車中泊徒然草+

車中泊のための装備は緊急時に役に立つか

 2013年3月上旬に起こった北海道での地吹雪は、たいがいの悪天候に慣れているはずの地元の人たちの生命の危険も伴うものすごい威力を持つものである事を改めて感じさせてくれました。外を歩いていたり、更には車から出て歩き出すも力尽きてしまったというのは本当に悲しいですし、車内に留まっていて一酸化炭素中毒になった家族の方々の無念はいかばかりだったでしょう。こういう事故が起こった後で、その対応策が報じられるというのもやるせない気がしますが、このような報道がどうすれば安全に避難できるのかという事を多くの人が考える事にもつながる事は確かです。今後同じような天候に巻き込まれても何とかして生命を守るためにはどうしたらいいのか、考えてみる事にします。
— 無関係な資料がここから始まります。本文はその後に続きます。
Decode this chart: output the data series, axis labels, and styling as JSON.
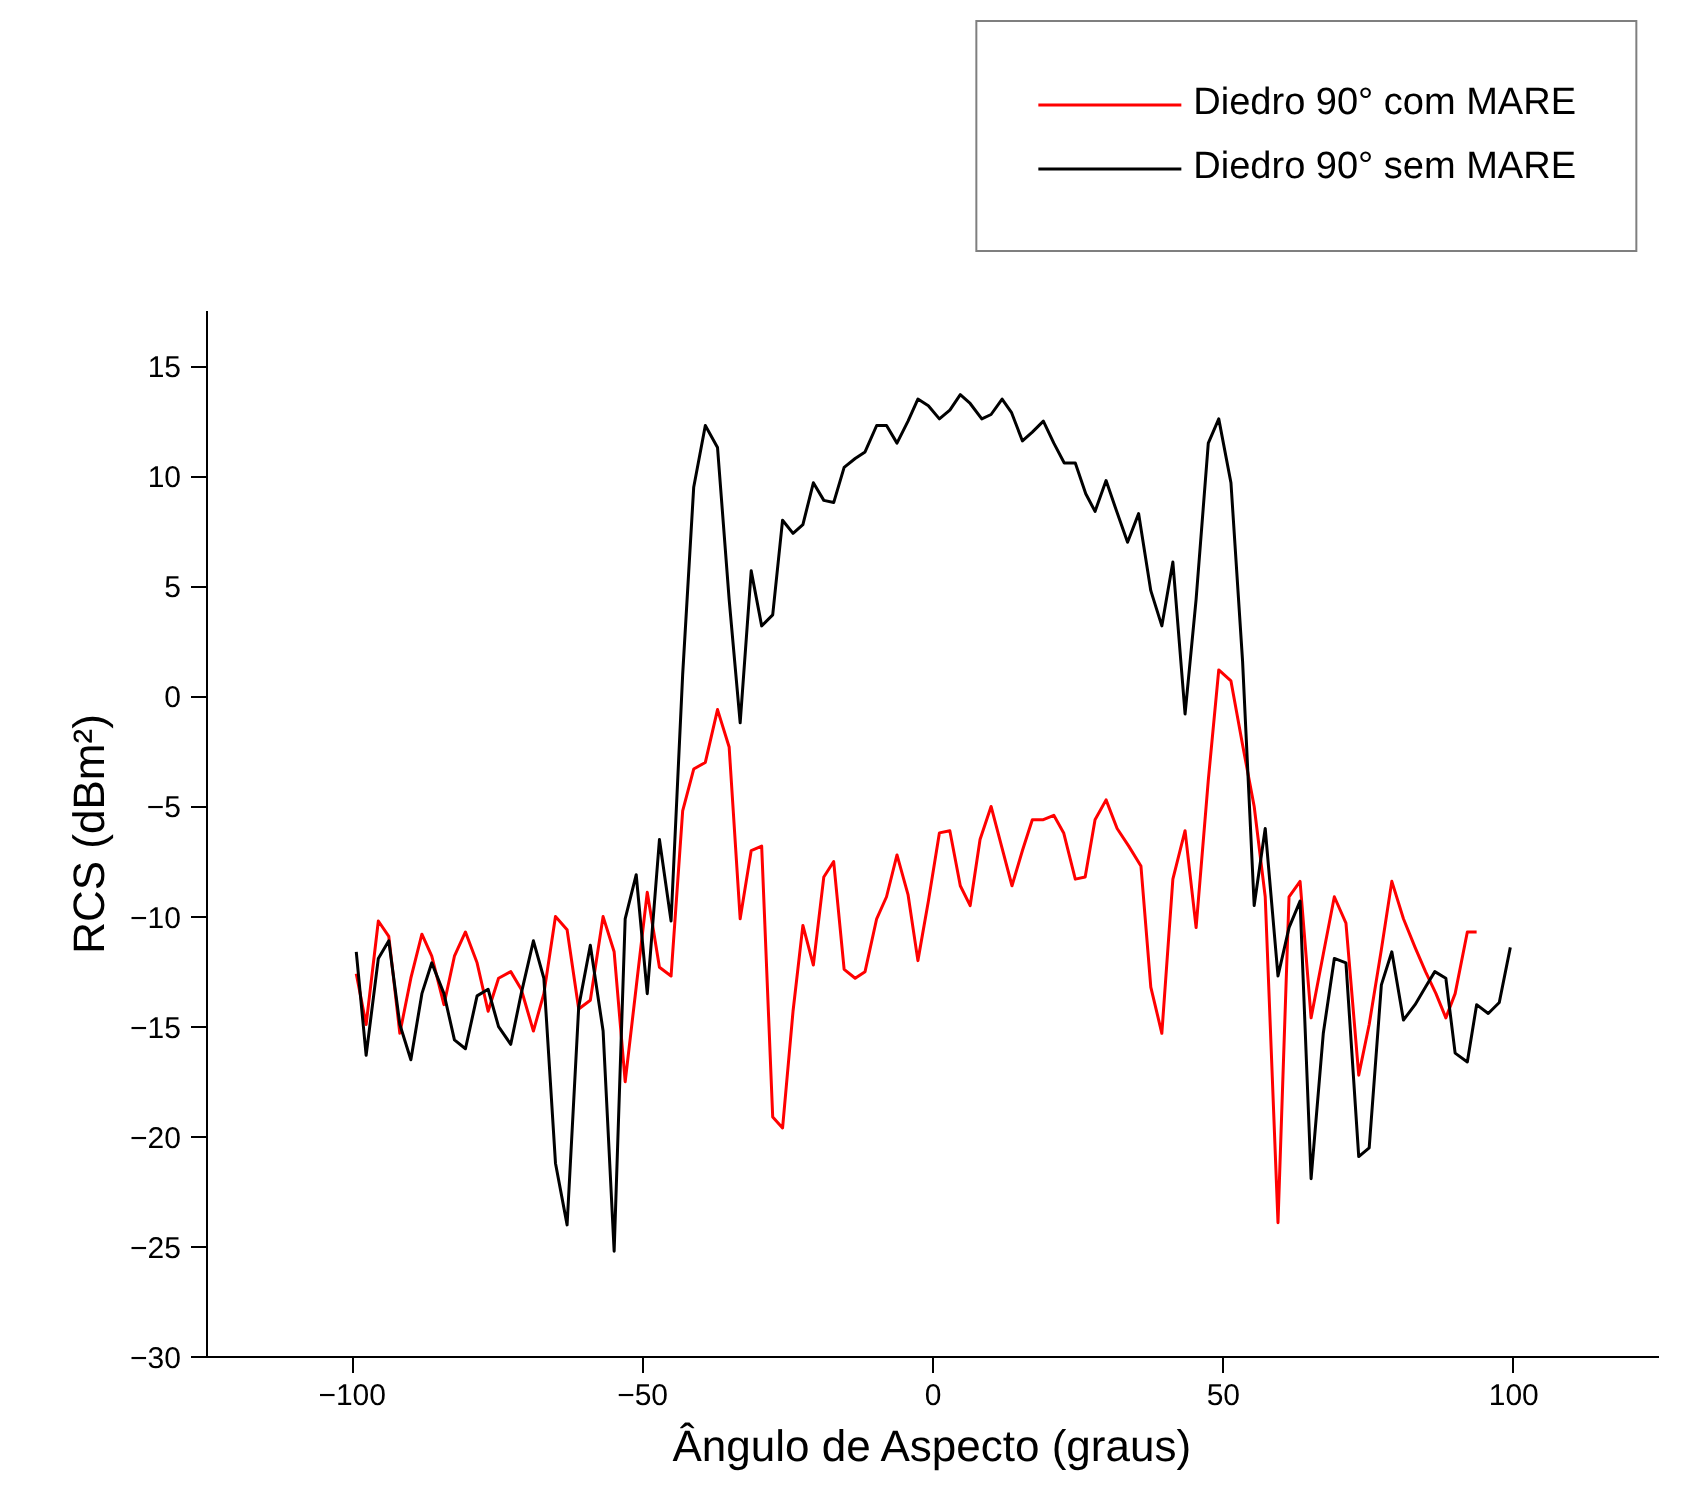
{
  "chart_data": {
    "type": "line",
    "xlabel": "Ângulo de Aspecto (graus)",
    "ylabel": "RCS (dBm²)",
    "xlim": [
      -125,
      125
    ],
    "xticks": [
      -100,
      -50,
      0,
      50,
      100
    ],
    "ylim": [
      -30,
      17.5
    ],
    "yticks": [
      -30,
      -25,
      -20,
      -15,
      -10,
      -5,
      0,
      5,
      10,
      15
    ],
    "grid": false,
    "legend": "top right",
    "series": [
      {
        "name": "Diedro 90° com MARE",
        "color": "#ff0000",
        "x": [
          -99.3,
          -97.6,
          -95.5,
          -93.7,
          -91.8,
          -89.9,
          -88.0,
          -86.3,
          -84.2,
          -82.4,
          -80.5,
          -78.5,
          -76.6,
          -74.8,
          -72.7,
          -70.9,
          -68.8,
          -67.0,
          -65.0,
          -63.0,
          -61.0,
          -59.0,
          -56.8,
          -54.9,
          -53.0,
          -51.1,
          -49.2,
          -47.1,
          -45.1,
          -43.1,
          -41.2,
          -39.2,
          -37.1,
          -35.1,
          -33.2,
          -31.3,
          -29.5,
          -27.6,
          -25.9,
          -24.1,
          -22.4,
          -20.6,
          -18.8,
          -17.1,
          -15.3,
          -13.4,
          -11.7,
          -9.7,
          -8.0,
          -6.2,
          -4.3,
          -2.6,
          -0.8,
          1.1,
          2.9,
          4.7,
          6.4,
          8.1,
          10.0,
          11.8,
          13.6,
          15.4,
          17.1,
          19.0,
          20.8,
          22.5,
          24.5,
          26.2,
          27.9,
          29.8,
          31.7,
          33.7,
          35.8,
          37.5,
          39.4,
          41.3,
          43.4,
          45.3,
          47.4,
          49.2,
          51.3,
          53.3,
          55.3,
          57.2,
          59.4,
          61.3,
          63.2,
          65.1,
          67.2,
          69.1,
          71.1,
          73.3,
          75.1,
          77.2,
          79.0,
          81.0,
          83.0,
          84.8,
          86.6,
          88.3,
          89.9,
          92.0,
          93.6
        ],
        "values": [
          -12.6,
          -14.9,
          -10.2,
          -10.9,
          -15.3,
          -12.8,
          -10.8,
          -11.8,
          -14.0,
          -11.8,
          -10.7,
          -12.1,
          -14.3,
          -12.8,
          -12.5,
          -13.3,
          -15.2,
          -13.5,
          -10.0,
          -10.6,
          -14.2,
          -13.8,
          -10.0,
          -11.6,
          -17.5,
          -13.2,
          -8.9,
          -12.3,
          -12.7,
          -5.2,
          -3.3,
          -3.0,
          -0.6,
          -2.3,
          -10.1,
          -7.0,
          -6.8,
          -19.1,
          -19.6,
          -14.3,
          -10.4,
          -12.2,
          -8.2,
          -7.5,
          -12.4,
          -12.8,
          -12.5,
          -10.1,
          -9.1,
          -7.2,
          -9.0,
          -12.0,
          -9.3,
          -6.2,
          -6.1,
          -8.6,
          -9.5,
          -6.5,
          -5.0,
          -6.8,
          -8.6,
          -7.0,
          -5.6,
          -5.6,
          -5.4,
          -6.2,
          -8.3,
          -8.2,
          -5.6,
          -4.7,
          -6.0,
          -6.8,
          -7.7,
          -13.2,
          -15.3,
          -8.3,
          -6.1,
          -10.5,
          -3.8,
          1.2,
          0.7,
          -2.2,
          -5.0,
          -9.1,
          -23.9,
          -9.1,
          -8.4,
          -14.6,
          -11.7,
          -9.1,
          -10.3,
          -17.2,
          -14.9,
          -11.5,
          -8.4,
          -10.1,
          -11.4,
          -12.5,
          -13.5,
          -14.6,
          -13.5,
          -10.7,
          -10.7
        ]
      },
      {
        "name": "Diedro 90° sem MARE",
        "color": "#000000",
        "x": [
          -99.3,
          -97.6,
          -95.5,
          -93.7,
          -91.8,
          -89.9,
          -88.0,
          -86.3,
          -84.2,
          -82.4,
          -80.5,
          -78.5,
          -76.6,
          -74.8,
          -72.7,
          -70.9,
          -68.8,
          -67.0,
          -65.0,
          -63.0,
          -61.0,
          -59.0,
          -56.8,
          -54.9,
          -53.0,
          -51.1,
          -49.2,
          -47.1,
          -45.1,
          -43.1,
          -41.2,
          -39.2,
          -37.1,
          -35.1,
          -33.2,
          -31.3,
          -29.5,
          -27.6,
          -25.9,
          -24.1,
          -22.4,
          -20.6,
          -18.8,
          -17.1,
          -15.3,
          -13.4,
          -11.7,
          -9.7,
          -8.0,
          -6.2,
          -4.3,
          -2.6,
          -0.8,
          1.1,
          2.9,
          4.7,
          6.4,
          8.4,
          10.0,
          11.9,
          13.5,
          15.4,
          17.1,
          19.0,
          20.8,
          22.6,
          24.5,
          26.3,
          27.9,
          29.8,
          31.5,
          33.5,
          35.4,
          37.5,
          39.4,
          41.3,
          43.4,
          45.3,
          47.4,
          49.2,
          51.3,
          53.3,
          55.3,
          57.2,
          59.4,
          61.3,
          63.2,
          65.1,
          67.2,
          69.1,
          71.1,
          73.3,
          75.1,
          77.2,
          79.0,
          81.0,
          83.0,
          84.8,
          86.4,
          88.3,
          89.9,
          92.0,
          93.6,
          95.6,
          97.5,
          99.4
        ],
        "values": [
          -11.6,
          -16.3,
          -11.9,
          -11.1,
          -14.9,
          -16.5,
          -13.5,
          -12.1,
          -13.5,
          -15.6,
          -16.0,
          -13.6,
          -13.3,
          -15.0,
          -15.8,
          -13.5,
          -11.1,
          -12.8,
          -21.2,
          -24.0,
          -14.1,
          -11.3,
          -15.2,
          -25.2,
          -10.1,
          -8.1,
          -13.5,
          -6.5,
          -10.2,
          1.0,
          9.5,
          12.3,
          11.3,
          4.4,
          -1.2,
          5.7,
          3.2,
          3.7,
          8.0,
          7.4,
          7.8,
          9.7,
          8.9,
          8.8,
          10.4,
          10.8,
          11.1,
          12.3,
          12.3,
          11.5,
          12.5,
          13.5,
          13.2,
          12.6,
          13.0,
          13.7,
          13.3,
          12.6,
          12.8,
          13.5,
          12.9,
          11.6,
          12.0,
          12.5,
          11.5,
          10.6,
          10.6,
          9.2,
          8.4,
          9.8,
          8.5,
          7.0,
          8.3,
          4.8,
          3.2,
          6.1,
          -0.8,
          4.4,
          11.5,
          12.6,
          9.7,
          1.6,
          -9.5,
          -6.0,
          -12.7,
          -10.5,
          -9.3,
          -21.9,
          -15.3,
          -11.9,
          -12.1,
          -20.9,
          -20.5,
          -13.1,
          -11.6,
          -14.7,
          -14.0,
          -13.2,
          -12.5,
          -12.8,
          -16.2,
          -16.6,
          -14.0,
          -14.4,
          -13.9,
          -11.4
        ]
      }
    ]
  }
}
 公共交通機関を使っているなど、最初から車に乗っていない場合は仕方がないところもありますが、車に乗っていて天候の急変に遭遇した場合、余程の事がなければまず車にとどまって救出を待つのが基本でしょう。今回の地吹雪ではホワイトアウトが起こり、自宅から数百メートルというほんのわずかな場所で力尽きているような状況もありました。くれぐれも自然を甘く見ない方がいいという言葉をかみしめつつ、考える事が大事なように思います。天候か多少良い時に目的地が見えていても、視界が遮られ音も聞こえない(無音ではなく恐ろしい地吹雪の響きが聞こえるということが更に方向感覚を鈍らせる可能性も)状態では正確に進む事ができない事をまずは理解しましょう。早く安全なところへ行きたいと思っても、まずは車の中で天候の回復を待つのが大切です。

 車の中で待つ場合、単なる風だけなら車のエンジンを付けながら待つのもいいでしょうが、雪が飛んできてマフラー周辺に積もり、マフラーを塞ぐ可能性がある場合は常にマフラー周辺の雪をどけるよう気を付けるか、アイドリングはしないのが賢明です。ただ、雪が降り続く最悪の状況も考えると外に出ること自体が自殺行為と言えないこともなく、何とかアイドリングなしに寒さをしのぐ方法についても考えておいた方がいいような気がします。

 車の中では屋外と違ってとりあえず風をさえぎることができ、野営では一番恐ろしい地面からの冷気を直接受けずに済みますが、それでも寒さはじわりとやってきます。まずは下からの冷気をシャットアウトするためキャンプ用のマット(安い銀マットでも可)を乗っている人が座席に触れる部分に使えるだけ揃えることが大事です。その上でお互いに体をくっつけあったり、災害用のアルミシーにくるまるなどして、助けが来るまで体温を維持するというような対策が必要になってきます。この他に、使い切りのカイロを車に常備しておくとか、非常用の飲料水や食料を用意しておくとか、そういった用意をしておく事が意外と大切な事だと思います。私が考える便利グッズをちょっとまとめてみると、

・車のシート部分と体の間に敷くためのキャンプ用マット
・寝具類や非常用のアルミシート
・使い捨てカイロ
・缶入りの非常食(水なしでも食べやすいキャラメルあたりがおすすめ)
・乾電池や手回し発電で動くラジオおよびライト

 最低限これくらいを用意しておけば急に車中泊しなければならなくなった時だけでなく、車の外に出られないまま一晩過ごす場合、エンジンをかけなくても何とかなるのではないかという希望は湧いてきます。いわゆる、災害用のセット販売されている品を買ってまで揃える必要はありません。こうしたものの多くは100円ショップで補充したり、家にあるものでも代用できます。寝具兼寝袋の代わりに使い古しの毛布を積んでおくだけでもいいでしょうし、非常食も早いペースで入れ替え可能ならばあえて高い非常食用の缶を買わないで通常のパッケージを置いておくだけでもいいでしょう。季節の変わり目にはまだ荒れた天候が全国的に現れてくる場合がありますので、元々車中泊をされない方もこうした用意について考えておくのもありなのではないかと思います。